Here is an example in which you can see that the expectation can’t be finite. First notice that the sequence \(1/2^n, ~n = 1, 2, 3, \ldots\) is a probability distribution: by summing the geometric series you get 1.

\[ \sum_{k=1}^\infty (\frac{1}{2^n}) ~ = ~ \frac{1}{2} \cdot \frac{1}{1 - \frac{1}{2}} ~ = ~ 1 \]
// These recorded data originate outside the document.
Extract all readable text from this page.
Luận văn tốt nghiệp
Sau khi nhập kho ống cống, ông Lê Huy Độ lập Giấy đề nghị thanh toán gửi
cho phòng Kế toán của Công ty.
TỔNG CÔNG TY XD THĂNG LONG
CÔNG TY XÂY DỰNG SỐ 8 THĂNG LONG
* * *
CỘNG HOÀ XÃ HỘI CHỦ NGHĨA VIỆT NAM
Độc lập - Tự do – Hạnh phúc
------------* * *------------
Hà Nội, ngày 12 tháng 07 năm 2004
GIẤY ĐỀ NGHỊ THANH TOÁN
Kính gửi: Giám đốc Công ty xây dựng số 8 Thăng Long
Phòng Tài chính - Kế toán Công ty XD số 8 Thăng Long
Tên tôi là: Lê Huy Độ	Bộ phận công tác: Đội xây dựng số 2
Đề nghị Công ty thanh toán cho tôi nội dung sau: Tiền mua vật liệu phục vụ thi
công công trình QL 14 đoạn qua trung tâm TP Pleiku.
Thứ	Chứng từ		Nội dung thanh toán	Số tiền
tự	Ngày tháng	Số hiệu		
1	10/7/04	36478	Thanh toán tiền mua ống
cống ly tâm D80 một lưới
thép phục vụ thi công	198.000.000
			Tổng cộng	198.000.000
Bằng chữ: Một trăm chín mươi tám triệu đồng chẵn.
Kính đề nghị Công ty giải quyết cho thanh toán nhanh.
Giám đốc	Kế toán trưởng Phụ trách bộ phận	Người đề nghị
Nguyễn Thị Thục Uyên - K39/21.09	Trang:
Now suppose the random variable \(X\) has values \(2, 4, 8, 16 \ldots\) so that \(P(X = 2^n) = 1/2^n\) for \(n = 1, 2, 3, \ldots\). Then for every possible value \(x\), the product \(xP(X=x) = 1\). If you try to add infinitely many 1’s, the only sensible answer is infinity.

This problem with expectation happens when the distribution has “mass drifting off to infinity” at a rate that makes it impossible to balance the probability histogram anywhere on the horizontal axis.

Quick Check

Let \(X\) be the number of spots on one roll of a die. Say whether each of the following statements is True or False.

(a) \(E(X)\) does not exist because \(X\) can’t be \(3.5\).

(b) If you roll a die repeatedly, the average number of spots per roll is likely to be about 3.5.